Cryptic real estate legal terms together with complicated finance and property vocabulary is enough to make a homebuyer’s head spin. It can take years to learn the apparently endless amount of terms and variables that go into a successful real estate transaction. As fortune would have it, your realtor’s more likely to have to handle such things than you actually are. You should attempt to have at least a little background knowledge of the terms that will inevitably pop up in mortgage negotiations just the same. You need to understand three important terms in particular.

Discount points are where we will begin first. Also known as just simply discount or, in the alternate, points, discount points are part of your closing costs. The homebuyer pays them to guarantee their interest rate is lower. By paying a certain amount of money to the mortgage loan lender, the buyer has bought down their interest rate is how it could be phrased by a realtor. What the lender winds up making on the loan ends up consequently being higher. In addition, a part of the discount points you’re charged can be applied to your taxes. You may want to obtain more facts and in an effort to do so, ask a tax specialist.

Next, we’ll discuss origination points. These points, more frequently referred to as an origination fee, is an initial charge some mortgage lenders opt for.
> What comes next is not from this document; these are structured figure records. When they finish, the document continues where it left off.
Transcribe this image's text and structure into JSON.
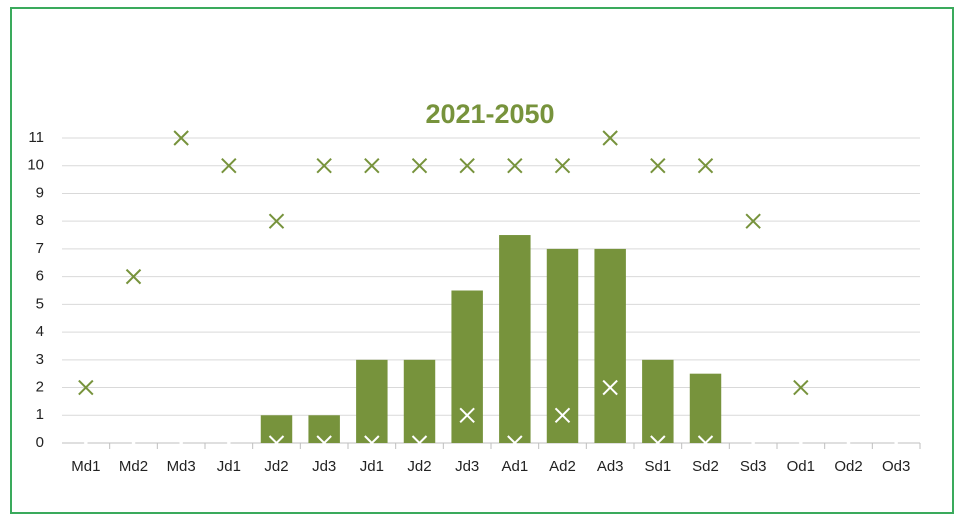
{
  "chart_data": {
    "type": "combo",
    "title": "2021-2050",
    "categories": [
      "Md1",
      "Md2",
      "Md3",
      "Jd1",
      "Jd2",
      "Jd3",
      "Jd1",
      "Jd2",
      "Jd3",
      "Ad1",
      "Ad2",
      "Ad3",
      "Sd1",
      "Sd2",
      "Sd3",
      "Od1",
      "Od2",
      "Od3"
    ],
    "series": [
      {
        "type": "bar",
        "color": "#77933c",
        "values": [
          0,
          0,
          0,
          0,
          1,
          1,
          3,
          3,
          5.5,
          7.5,
          7,
          7,
          3,
          2.5,
          0,
          0,
          0,
          0
        ]
      },
      {
        "type": "scatter",
        "marker": "x",
        "color": "#77933c",
        "values": [
          2,
          6,
          11,
          10,
          8,
          10,
          10,
          10,
          10,
          10,
          10,
          11,
          10,
          10,
          8,
          2,
          null,
          null
        ]
      },
      {
        "type": "scatter",
        "marker": "x",
        "color": "#ffffff",
        "values": [
          0,
          0,
          0,
          0,
          0,
          0,
          0,
          0,
          1,
          0,
          1,
          2,
          0,
          0,
          0,
          0,
          0,
          0
        ]
      }
    ],
    "ylim": [
      0,
      11
    ],
    "yticks": [
      0,
      1,
      2,
      3,
      4,
      5,
      6,
      7,
      8,
      9,
      10,
      11
    ],
    "grid": true
  }
}
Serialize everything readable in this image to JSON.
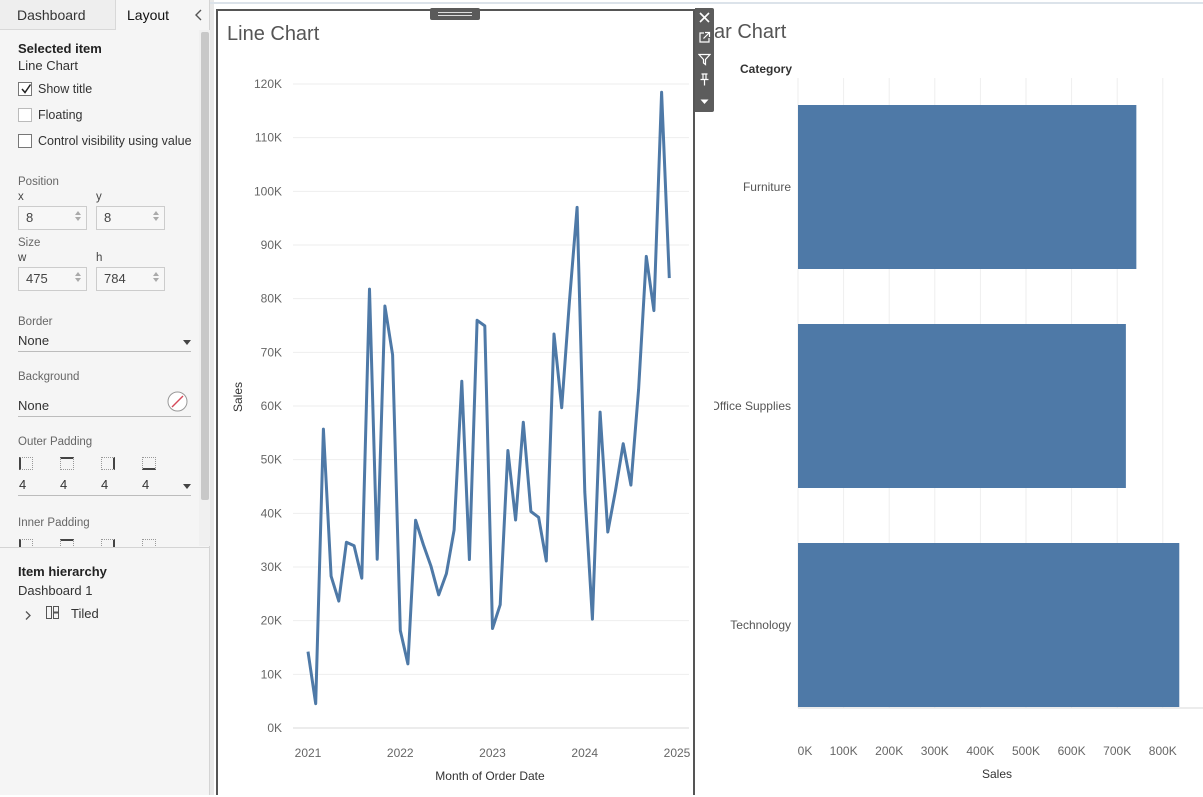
{
  "tabs": {
    "dashboard": "Dashboard",
    "layout": "Layout"
  },
  "selected": {
    "header": "Selected item",
    "name": "Line Chart",
    "show_title": "Show title",
    "floating": "Floating",
    "control_visibility": "Control visibility using value"
  },
  "position": {
    "label": "Position",
    "x_label": "x",
    "y_label": "y",
    "x": "8",
    "y": "8"
  },
  "size": {
    "label": "Size",
    "w_label": "w",
    "h_label": "h",
    "w": "475",
    "h": "784"
  },
  "border": {
    "label": "Border",
    "value": "None"
  },
  "background": {
    "label": "Background",
    "value": "None"
  },
  "outer_padding": {
    "label": "Outer Padding",
    "values": [
      "4",
      "4",
      "4",
      "4"
    ]
  },
  "inner_padding": {
    "label": "Inner Padding"
  },
  "hierarchy": {
    "header": "Item hierarchy",
    "dashboard": "Dashboard 1",
    "tiled": "Tiled"
  },
  "line_chart": {
    "title": "Line Chart",
    "chart_data": {
      "type": "line",
      "title": "Line Chart",
      "xlabel": "Month of Order Date",
      "ylabel": "Sales",
      "x_ticks": [
        "2021",
        "2022",
        "2023",
        "2024",
        "2025"
      ],
      "y_ticks": [
        "0K",
        "10K",
        "20K",
        "30K",
        "40K",
        "50K",
        "60K",
        "70K",
        "80K",
        "90K",
        "100K",
        "110K",
        "120K"
      ],
      "ylim": [
        0,
        120000
      ],
      "x_start": "2021-01",
      "x_end": "2024-12",
      "values": [
        14237,
        4520,
        55691,
        28295,
        23648,
        34595,
        33946,
        27909,
        81777,
        31453,
        78629,
        69546,
        18174,
        11951,
        38726,
        34195,
        30131,
        24797,
        28765,
        36898,
        64596,
        31405,
        75973,
        74919,
        18542,
        22978,
        51716,
        38750,
        56988,
        40344,
        39262,
        31115,
        73410,
        59688,
        79412,
        96999,
        43971,
        20301,
        58872,
        36522,
        44261,
        52982,
        45264,
        63121,
        87867,
        77777,
        118448,
        83829
      ],
      "color": "#4e79a7"
    }
  },
  "bar_chart": {
    "title_visible": "ar Chart",
    "chart_data": {
      "type": "bar",
      "orientation": "horizontal",
      "title": "Bar Chart",
      "categories_header": "Category",
      "categories": [
        "Furniture",
        "Office Supplies",
        "Technology"
      ],
      "values": [
        742000,
        719047,
        836154
      ],
      "xlabel": "Sales",
      "x_ticks": [
        "0K",
        "100K",
        "200K",
        "300K",
        "400K",
        "500K",
        "600K",
        "700K",
        "800K"
      ],
      "xlim": [
        0,
        840000
      ],
      "color": "#4e79a7"
    }
  },
  "icons": {
    "close": "close-icon",
    "popout": "popout-icon",
    "filter": "filter-icon",
    "pin": "pin-icon",
    "more": "more-options-icon",
    "no_fill": "no-fill-icon",
    "tiled": "tiled-layout-icon"
  }
}
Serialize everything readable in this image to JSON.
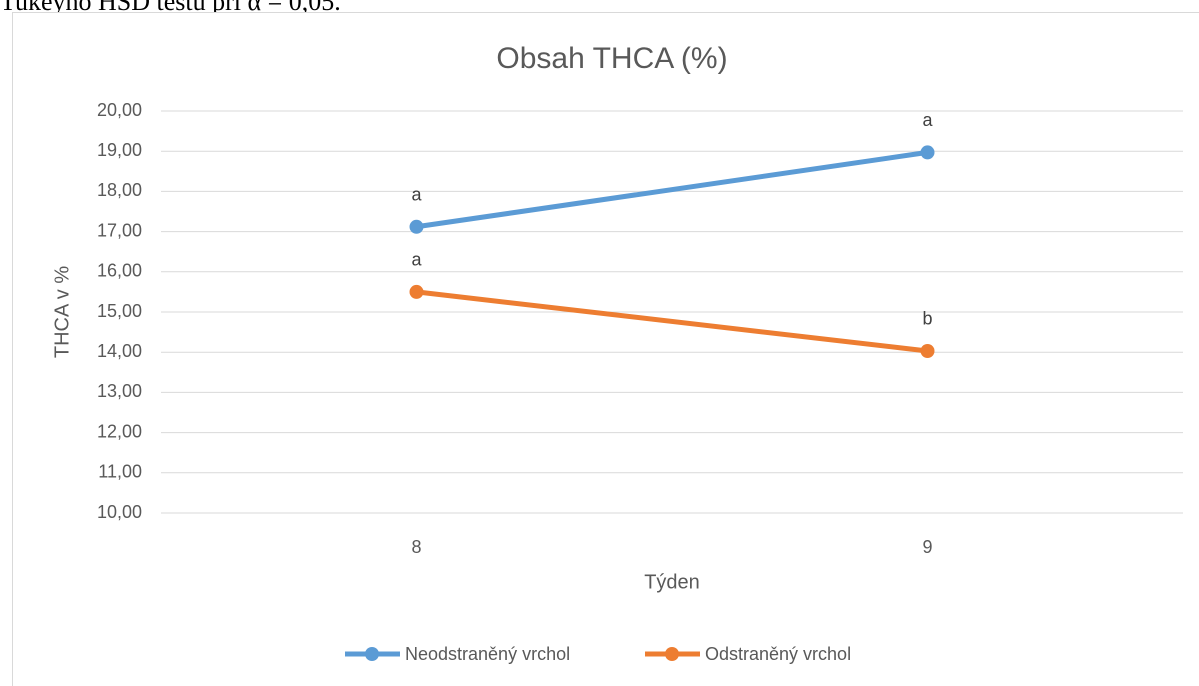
{
  "caption": "Tukeyho HSD testu při α = 0,05.",
  "chart_data": {
    "type": "line",
    "title": "Obsah THCA (%)",
    "x_label": "Týden",
    "y_label": "THCA v %",
    "categories": [
      "8",
      "9"
    ],
    "series": [
      {
        "name": "Neodstraněný vrchol",
        "color": "#5b9bd5",
        "values": [
          17.12,
          18.97
        ],
        "annotations": [
          "a",
          "a"
        ]
      },
      {
        "name": "Odstraněný vrchol",
        "color": "#ed7d31",
        "values": [
          15.5,
          14.03
        ],
        "annotations": [
          "a",
          "b"
        ]
      }
    ],
    "ylim": [
      10,
      20
    ],
    "yticks": [
      {
        "value": 10,
        "label": "10,00"
      },
      {
        "value": 11,
        "label": "11,00"
      },
      {
        "value": 12,
        "label": "12,00"
      },
      {
        "value": 13,
        "label": "13,00"
      },
      {
        "value": 14,
        "label": "14,00"
      },
      {
        "value": 15,
        "label": "15,00"
      },
      {
        "value": 16,
        "label": "16,00"
      },
      {
        "value": 17,
        "label": "17,00"
      },
      {
        "value": 18,
        "label": "18,00"
      },
      {
        "value": 19,
        "label": "19,00"
      },
      {
        "value": 20,
        "label": "20,00"
      }
    ],
    "grid": true,
    "legend": "bottom"
  }
}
This fee most often gets expressed as a portion taken out of the entire amount of the loan as a whole. If added to the discount points, you can figure out the total amounts charged by the lender in the form of a portion of the whole loan. The main difference between origination points and discount points is that, unlike the latter, origination points don’t vary along with the interest rate.

Yield spread is the final thing that must be discussed. Also acknowledged as a yield spread premium or a YSP, this is the money you pay to a mortgage loan broker (not a mortgage lender) for giving the homebuyer a higher interest rate on a loan in a trade for the reduced initial costs connected with discount and origination points. Yield spreads are frequently and mostly used by loan programs like the VA and FHA, in addition to Government Sponsored Enterprises like Fannie Mae.

There you go! As a non-expert, it’s never unwise to ask your realtor about anything you do not understand, as their knowledge makes them more of an expert in this field. Regardless of their complexity, this general overview should offer you a good background of the meaning behind every term and the ability to apply it to your own situations, as needed.